Oceń
Reprezentacja Polski skorzystała z wojskowego terminala, dlatego też dostępu do zawodników nie mieli kibice. Ci jednak czekali w nadziei na to, że mimo tego któryś z biało-czerwonych pofatyguje się do nich, by podziękować im za wsparcie okazywane podczas turnieju. Tak się jednak nie stało. Zlekceważeni zostali też dziennikarze. Żaden z zawodników nie zatrzymał się, by z nimi porozmawiać. Z mediami nie rozmawiał nawet kapitan, Robert Lewandowski. To dlatego, że nie wrócił z kadrą do Warszawy, a prosto z Kataru udał się na wakacje.
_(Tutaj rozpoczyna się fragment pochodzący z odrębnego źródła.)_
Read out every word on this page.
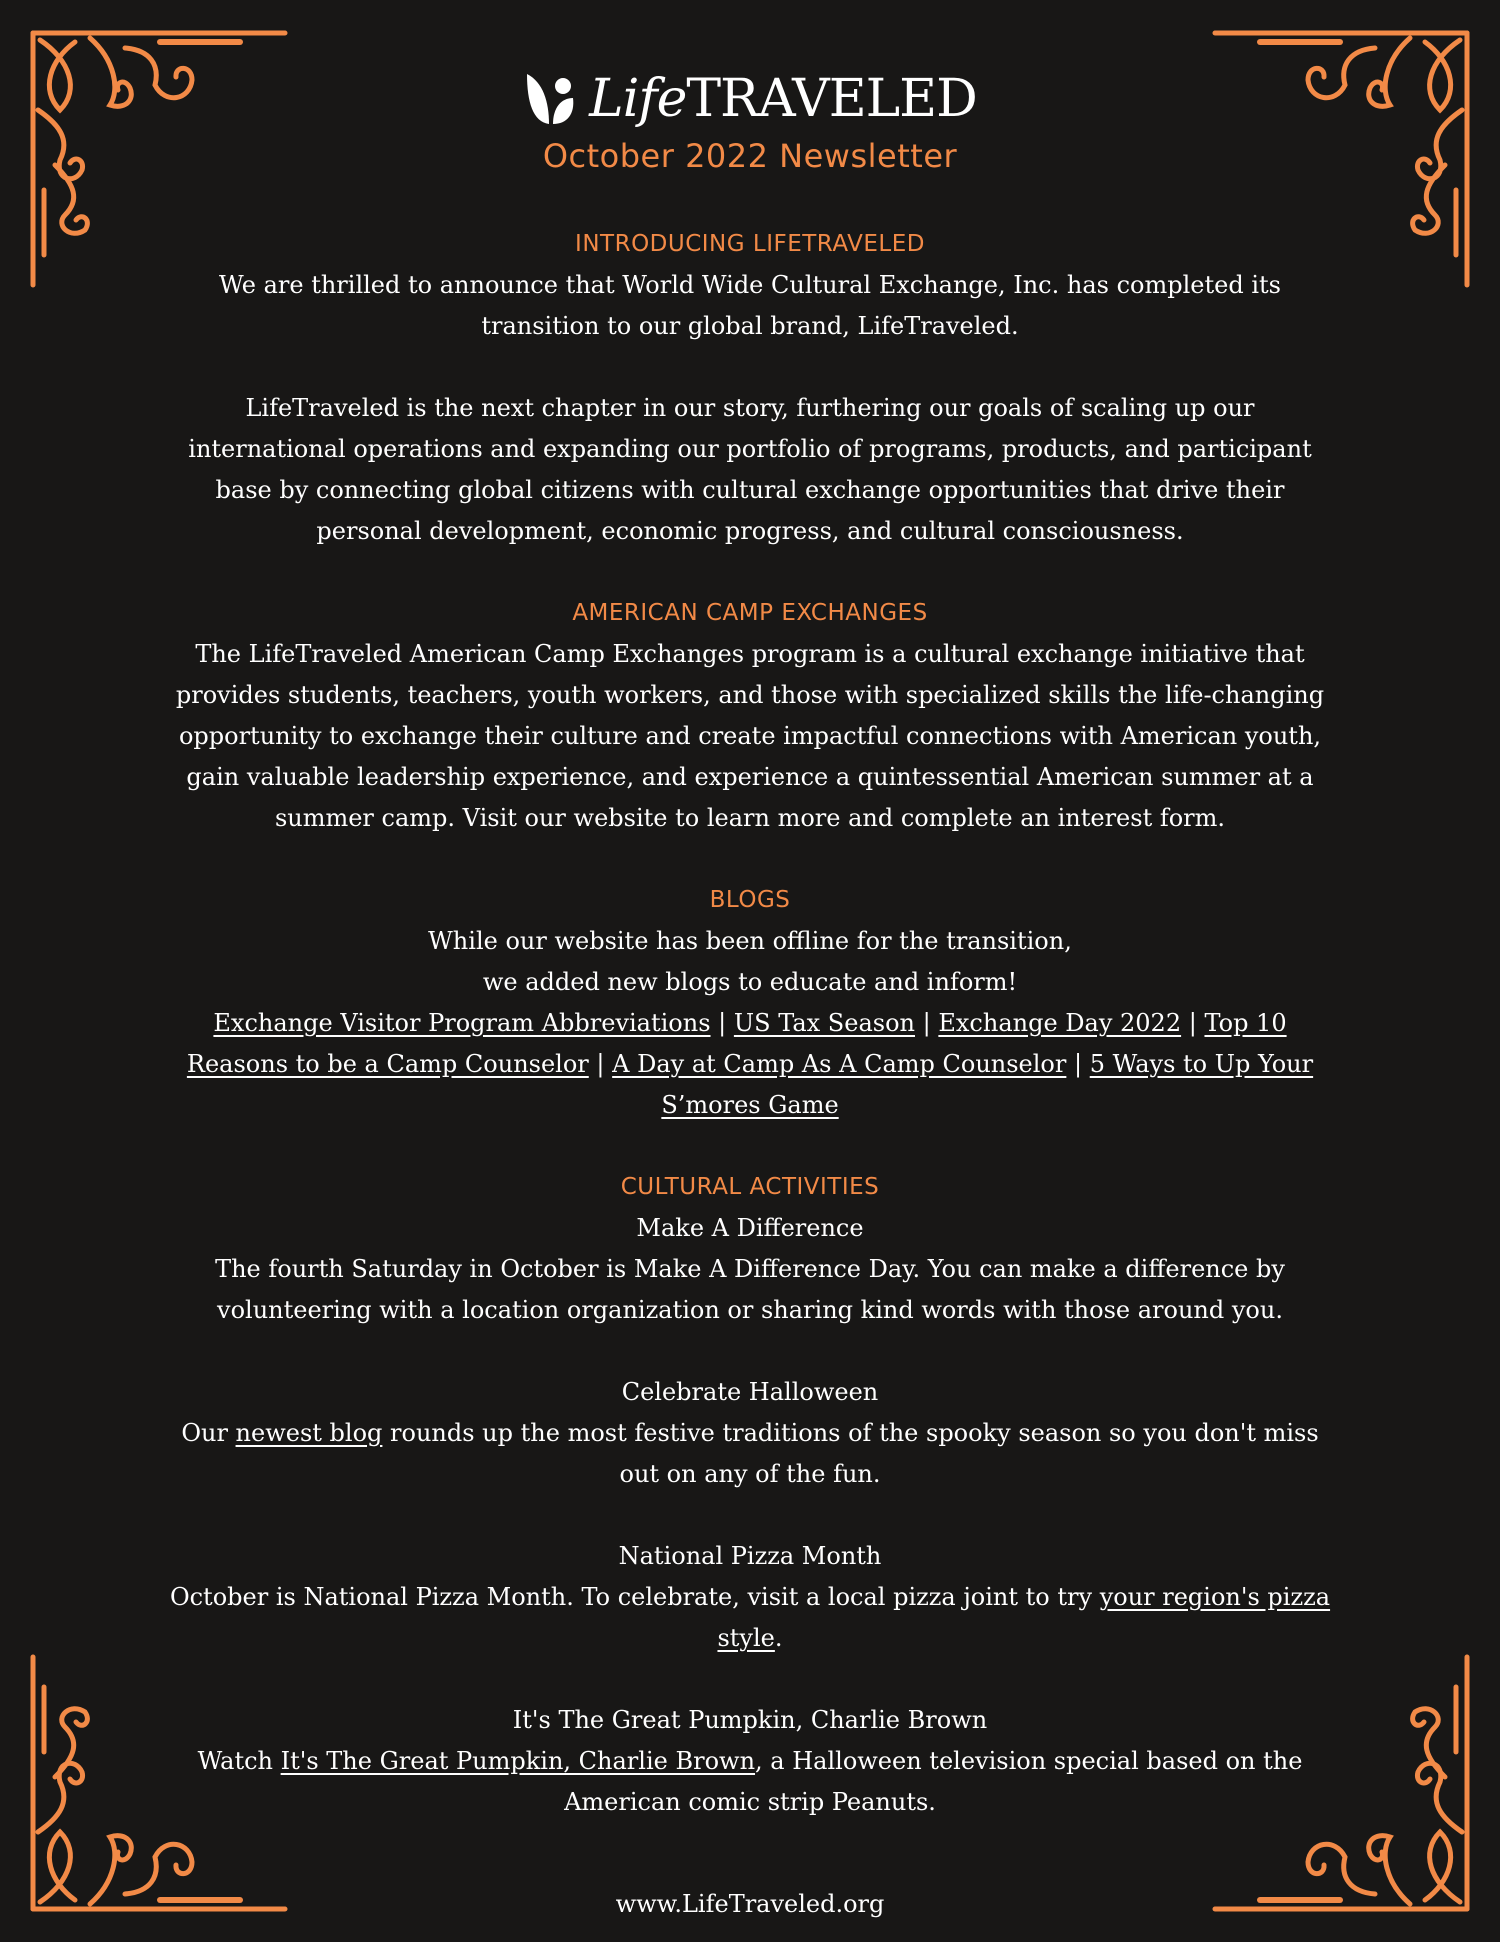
LifeTRAVELED
October 2022 Newsletter
INTRODUCING LIFETRAVELED
We are thrilled to announce that World Wide Cultural Exchange, Inc. has completed its transition to our global brand, LifeTraveled.
LifeTraveled is the next chapter in our story, furthering our goals of scaling up our international operations and expanding our portfolio of programs, products, and participant base by connecting global citizens with cultural exchange opportunities that drive their personal development, economic progress, and cultural consciousness.
AMERICAN CAMP EXCHANGES
The LifeTraveled American Camp Exchanges program is a cultural exchange initiative that provides students, teachers, youth workers, and those with specialized skills the life-changing opportunity to exchange their culture and create impactful connections with American youth, gain valuable leadership experience, and experience a quintessential American summer at a summer camp. Visit our website to learn more and complete an interest form.
BLOGS
While our website has been offline for the transition,
we added new blogs to educate and inform!
Exchange Visitor Program Abbreviations | US Tax Season | Exchange Day 2022 | Top 10 Reasons to be a Camp Counselor | A Day at Camp As A Camp Counselor | 5 Ways to Up Your S’mores Game
CULTURAL ACTIVITIES
Make A Difference
The fourth Saturday in October is Make A Difference Day. You can make a difference by volunteering with a location organization or sharing kind words with those around you.
Celebrate Halloween
Our newest blog rounds up the most festive traditions of the spooky season so you don't miss out on any of the fun.
National Pizza Month
October is National Pizza Month. To celebrate, visit a local pizza joint to try your region's pizza style.
It's The Great Pumpkin, Charlie Brown
Watch It's The Great Pumpkin, Charlie Brown, a Halloween television special based on the American comic strip Peanuts.
www.LifeTraveled.org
Dzieci czekały na lotnisku na swoich idoli
O odczucia młodych kibiców, czekających na lotnisku, pytał TVN24. - Chcieliśmy zobaczyć naszych idoli, których widzimy na co dzień w telewizji, oglądamy mecze. Ale niestety. Przykre trochę - mówił jeden z fanów. - Chcieliśmy przybić piątki i poprosić o autografy, ale złapał nas smutek, bo nie przyjechali - podkreślił drugi.
- My się wstydzimy. Ja to tak odbieram. W taki sposób wraca zespół, który czegoś się wstydzi. Wstydzi się siebie, odpowiedzialności za wynik - komentował całą sprawę Bartosz Gleń, dziennikarz sportowy Canal+.
Afera z premią od premiera Morawieckiego
Przypomnijmy, że tuż przed powrotem reprezentacji Polski z Kataru w polskich mediach wybuchła afera związana z premiami dla piłkarzy. Premier Mateusz Morawiecki miał obiecać piłkarzom przynajmniej 30 milionów złotych za wyjście z grupy. Jak poinformował serwis meczyki.pl, to z kolei miało doprowadzić do podziałów w szatni. Trener Czesław Michniewicz i jego sztab mieli domagać się aż 20 procent z tej kwoty, piłkarze chcieli oddać im 10 procent.
Jakby tego było mało, premier Morawiecki miał chcieć przekazać premię z pominięciem Polskiego Związku Piłki Nożnej, co z kolei doprowadziło do wściekłości prezesa Cezarego Kuleszę. Ten od poniedziałku ma się zastanawiać nawet nad tym, czy nie zwolnić Michniewicza.